What gets me is that he discredits CPAP as a treatment in general with barely a wave of the hand despite the data we actually have: that is, follow-up studies which conclude that there is an overall difference in outcomes for people who have used it compared to people who were non-compliant. He tosses out the assertion that those who were compliant probably made better life choices in general so of course they are going to have better health outcomes and then refuses to back up his position at all, while demanding the highest level of rigor from anyone who wants to say otherwise. The cited source for this position lists study after study on the subject and they all come to the same conclusion: not enough data to confirm that patients had significantly better cadiovascular outcomes when prescribed CPAP, except for those patients who used it an average of 4 hours or more per night. Those patients consistently had a robust and significant reduction in adverse outcomes (RR, 0.58; 95% CI, 0.34 to 0.99); (RR, 0.70; 95% CI, 0.52 to 0.94); (HR, 0.29; 95% CI, 0.10 to 0.86); (HR of 0.37; 95% CI, 0.16 to 0.54).
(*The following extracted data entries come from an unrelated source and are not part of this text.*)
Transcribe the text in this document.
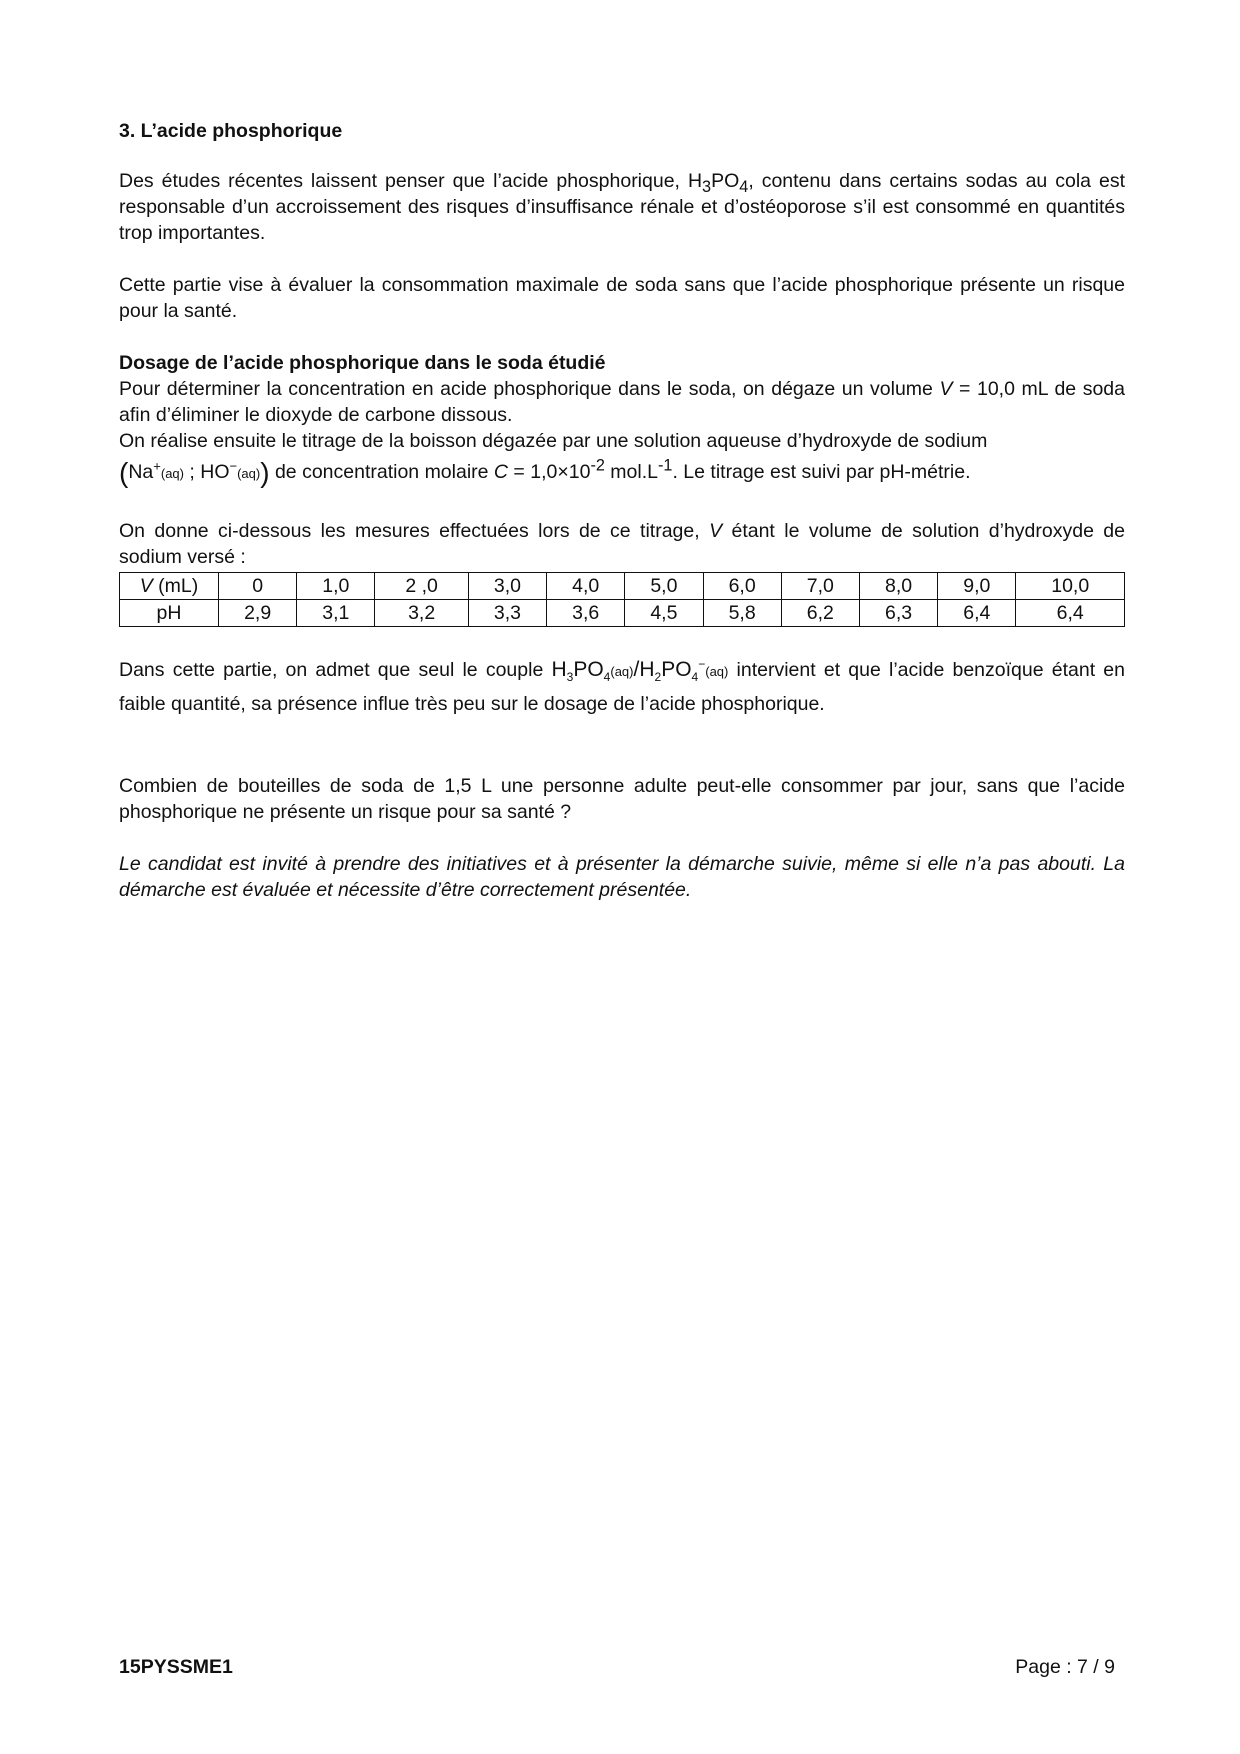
3. L’acide phosphorique

Des études récentes laissent penser que l’acide phosphorique, $H_3PO_4$, contenu dans certains sodas au cola est responsable d’un accroissement des risques d’insuffisance rénale et d’ostéoporose s’il est consommé en quantités trop importantes.

Cette partie vise à évaluer la consommation maximale de soda sans que l’acide phosphorique présente un risque pour la santé.

Dosage de l’acide phosphorique dans le soda étudié

Pour déterminer la concentration en acide phosphorique dans le soda, on dégaze un volume V = 10,0 mL de soda afin d’éliminer le dioxyde de carbone dissous.

On réalise ensuite le titrage de la boisson dégazée par une solution aqueuse d’hydroxyde de sodium

(Na+(aq) ; HO−(aq)) de concentration molaire $C = 1,0\times 10^{-2}$ $mol.L^{-1}$. Le titrage est suivi par pH-métrie.

On donne ci-dessous les mesures effectuées lors de ce titrage, V étant le volume de solution d’hydroxyde de sodium versé :

V (mL)	0	1,0	2 ,0	3,0	4,0	5,0	6,0	7,0	8,0	9,0	10,0
pH	2,9	3,1	3,2	3,3	3,6	4,5	5,8	6,2	6,3	6,4	6,4

Dans cette partie, on admet que seul le couple $H_3PO_4(aq)/H_2PO_4^-(aq)$ intervient et que l’acide benzoïque étant en faible quantité, sa présence influe très peu sur le dosage de l’acide phosphorique.

Combien de bouteilles de soda de 1,5 L une personne adulte peut-elle consommer par jour, sans que l’acide phosphorique ne présente un risque pour sa santé ?

Le candidat est invité à prendre des initiatives et à présenter la démarche suivie, même si elle n’a pas abouti. La démarche est évaluée et nécessite d’être correctement présentée.

15PYSSME1	Page : 7 / 9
It's disingenuous in my opinion to call this "cherry picking" when there is such a clear indication of efficacy when used as directed, despite a lack of benefit when non-compliant patients are also considered. I wonder if he would go to bat in the same way sleep doctors have for CPAP if his go-to medication were to have an RCT come back with the conclusion that it only helps if used as directed.
The whole tone of the article indicates that Dr. Pearson seems to believe that CPAP isn't a worthwhile treatment in general (except for snoring or whatever), and it's just a money grab. His claims to that end are hardly substantiated by the fact that non-compliant patients are more prevalent in hose-heads than pill-poppers. I am a firm supporter of CPAP alternatives and I think they should be given more consideration than a non-comittal shrug from your friendly neighborhood sleep specialist, but CPAP works for many people, and the very studies he claims prove that it's ineffective show that when it works for a patient, it provides all the benefits as claimed.
Look, I'm an engineer, not a doctor! Please don't take my opinion as a substitute for medical advice.